# Heat mat fire :(



## LFBP-NEIL (Apr 23, 2005)

One of our customers shared this picture with us the other day, its an unbranded heat mat that that was on a thermostat but it malfunctioned, luckily they were in the room at the time and smelt the burning before their house had the chance to burn down...











I have decided to put together a special priced package for anyone wanting to upgrade their heatmats to something a bit more reliable if anyones interested...










Any Habistat Heat Mat Plus Mat Stat combo Deal


----------



## Paul_c (Mar 11, 2011)

LFBP-NEIL said:


> One of our customers shared this picture with us the other day, its an unbranded heat mat that that was on a thermostat but it malfunctioned, luckily they were in the room at the time and smelt the burning before their house had the chance to burn down...
> 
> IMAGE#1
> 
> ...


this happened to me last year, the viv was smoldering away! it was in my daughter's room too! luckily my wife smelt it as she was going to bed. scared the life out if us. And mine was a habistat on a habistat matstat. we had recently moved and it may have been damaged causing a short? Anyway, let this be a lesson to everyone, make sure you check them and change them where needed. And don't use a really old one!



_Posted from Reptileforums.co.uk App for Android_


----------



## Ultimate Stench (Feb 7, 2013)

Yeah i agree with PAUL C. You need to treat your heat mat like you do with your bulbs, Thats replacing them every 6-12 months. Or you run the risk of the mat malfunctioning and catching fire. Its not a high price to pay when you think what an unattended fire could do!! Any fire in a wooden box doesn't sound good to me!! 

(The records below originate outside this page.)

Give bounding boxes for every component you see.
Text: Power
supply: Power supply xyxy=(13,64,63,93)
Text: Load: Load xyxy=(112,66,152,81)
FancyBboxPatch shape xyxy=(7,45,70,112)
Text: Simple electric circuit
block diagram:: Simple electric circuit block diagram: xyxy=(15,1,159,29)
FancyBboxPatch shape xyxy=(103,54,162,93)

I defiantly know what im going to be doing from now on :whistling2:


----------



## kitschyduck (May 30, 2010)

I've used unstatted and old, worn heat mats INSIDE damp Exo Terra cubes for inverts in the past and even received a small electric shock before. I didn't even realise why my hand felt like it was tightening up when I touched it at first.

This actually wants me to now throw out ALL my heat mats as I've had them years now and my current cockroach colonies seem to breed well without them.


----------



## ChelsNLuke (Jun 23, 2012)

Was the rep/invert/amphibian that was in there ok?
-Chels


----------



## spottymint (Oct 3, 2010)

Yep, heard of someone on a garden forum, they had a heat matt under a plastic faunarium, Made a nice melted mess before they found it, no major fire luckily. :gasp:


----------



## kitschyduck (May 30, 2010)

ChelsNLuke said:


> Was the rep/invert/amphibian that was in there ok?
> -Chels


Yeah thanks, I've kept African snails and roaches like that bit never again! I had no idea


----------



## ChelsNLuke (Jun 23, 2012)

Oh that's good ! What about in the original post as well does anyone know if the animal survived?
-Chels


----------



## LFBP-NEIL (Apr 23, 2005)

animal was fine as luckily the owner was in the room when it started to malfunction,


----------